Approaching Catwoman with an open mind proved to be difficult because the theatrical reviews gave the movie a fairly uniform shellacking. I have liked movies that no one seemed to appreciate before so I was hoping I would come away with a better opinion than average. The least I was hoping for was something so bad it would entertain me on a whole different level. I was disappointed on both accounts.
Catwoman tells the story of dowdy Patience Phillips (Halle Berry, as if she could ever be dowdy), a meek graphic artist who works for a large cosmetics firm headed by George and Laurel Hedare (Lambert Wilson and Sharon Stone). While trying to rescue a cat off the ledge of a building, she meets handsome police officer Tom Lone (Benjamin Bratt) (why is no one ever named Lebowski or Lundegaard except in Joel and Ethan Coen movies?) who rescues her after mistakenly assuming she is trying to commit suicide.
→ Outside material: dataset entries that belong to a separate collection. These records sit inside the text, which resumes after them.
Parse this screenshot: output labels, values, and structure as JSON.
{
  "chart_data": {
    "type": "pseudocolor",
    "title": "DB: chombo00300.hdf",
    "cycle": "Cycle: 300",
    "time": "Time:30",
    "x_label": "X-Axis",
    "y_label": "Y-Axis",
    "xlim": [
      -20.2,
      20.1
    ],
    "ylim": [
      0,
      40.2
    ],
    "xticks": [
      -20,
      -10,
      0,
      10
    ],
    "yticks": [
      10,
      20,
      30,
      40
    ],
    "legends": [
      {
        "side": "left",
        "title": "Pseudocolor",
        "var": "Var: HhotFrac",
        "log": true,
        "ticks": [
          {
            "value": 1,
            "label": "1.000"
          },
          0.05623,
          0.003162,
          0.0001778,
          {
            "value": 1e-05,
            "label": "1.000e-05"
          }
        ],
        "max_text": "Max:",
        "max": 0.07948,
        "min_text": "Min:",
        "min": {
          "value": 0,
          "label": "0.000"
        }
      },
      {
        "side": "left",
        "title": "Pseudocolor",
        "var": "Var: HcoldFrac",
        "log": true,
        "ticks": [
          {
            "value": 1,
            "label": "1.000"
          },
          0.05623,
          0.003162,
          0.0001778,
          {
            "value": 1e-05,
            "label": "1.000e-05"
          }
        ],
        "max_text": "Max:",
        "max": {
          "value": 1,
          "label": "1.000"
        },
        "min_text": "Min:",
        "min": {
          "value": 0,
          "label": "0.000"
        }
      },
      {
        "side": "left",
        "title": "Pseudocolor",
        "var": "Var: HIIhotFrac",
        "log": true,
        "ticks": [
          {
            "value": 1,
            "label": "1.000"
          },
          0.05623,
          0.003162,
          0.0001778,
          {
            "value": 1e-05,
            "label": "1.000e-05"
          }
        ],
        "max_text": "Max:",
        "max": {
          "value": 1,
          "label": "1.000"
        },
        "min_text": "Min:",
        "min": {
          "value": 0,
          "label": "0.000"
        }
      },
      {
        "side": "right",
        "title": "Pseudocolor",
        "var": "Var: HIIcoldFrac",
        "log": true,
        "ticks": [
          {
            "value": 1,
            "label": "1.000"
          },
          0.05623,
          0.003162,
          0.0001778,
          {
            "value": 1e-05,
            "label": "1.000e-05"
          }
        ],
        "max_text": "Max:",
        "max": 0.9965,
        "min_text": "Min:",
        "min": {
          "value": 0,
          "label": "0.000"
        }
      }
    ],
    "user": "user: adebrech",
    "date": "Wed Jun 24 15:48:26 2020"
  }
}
Patience stumbles on to some nefarious plan being hatched by the firm she works for and is murdered for her bad timing. The elusive kitty who she tried to save hacks up a mystical, vaporous hairball on her face and revives Patience, which also turns her into Catwoman so she can steal things (hey, just like my cat!), eat tuna, sleep on high shelves, and wreak vengeance on those who wronged her. Meanwhile her Patience persona gets into it hot and heavy with Tom romantically while her kitty woman persona does battle with the police officer.
Where to start on what is wrong with this movie? Up to the point where Patience is revived, the movie is fairly competent – characters are introduced, situations are set up, things happen – workmanlike but watchable. Then it all collapses as the movie starts meandering. Too much time is spent on establishing Patience’s cat-like behaviors and abilities, and expanding her relationship with Tom. To make matters worse, the direction and editing of the action sequences commit the unpardonable sin of confusing the audience as to what is going on. Would-be directors out there: it is entirely possible to film action sequences with the camera constantly in motion (see The Road Warrior) or with rapid edits (see The Terminator). It is of vital importance, however, that the people watching the film understand what is going on. In both examples I cited I never lost track of what the characters were doing.
The DVD release is as appropriately unremarkable as the movie itself. The sound and the picture quality are fine, but they aren't really anything to condemn or praise. The extras are somewhat bare bones and there are no commentary tracks. Fine by me, but it would have been a little interesting to hear some director’s comments as he has some explaining to do for some of his poor choices. Included is a standard behind-the-scenes documentary, trailers, and just-as-boring deleted scenes.
I did enjoy the featurette “The many Faces of Catwoman” because it explored in surprising depth the incarnations of the character in the Batman comics as well as in the television shows and movies. I’m forever complaining about the lack of supplementary material in DVD extras and here is one of the best examples I have recently seen, containing interviews with all of the actresses who have played her, including Julie Newmar, Eartha Kitt, and Michelle Pfeiffer. Of course the net result of this featurette was to remind me of far more entertaining characters and shows.
Overall what is so frustrating about this movie is that it could have been decent with only a few changes. Not every superhero movie has to be Spider-Man (although that would be okay, too). Better direction and a tighter script might have produced an entertaining movie, although I have no real problems with the cast or the premise. The ultimate condemnation of this movie came from my husband, who watched Catwoman with me. He has standard entertainment tastes and is a good gauge as to what the general movie going public will like. About three quarters of the way through the movie he yawned, and left to go play Battlefield 1942. No matter what else is right or wrong, the one insurmountable error any movie can make is to bore its target audience to the point where they leave.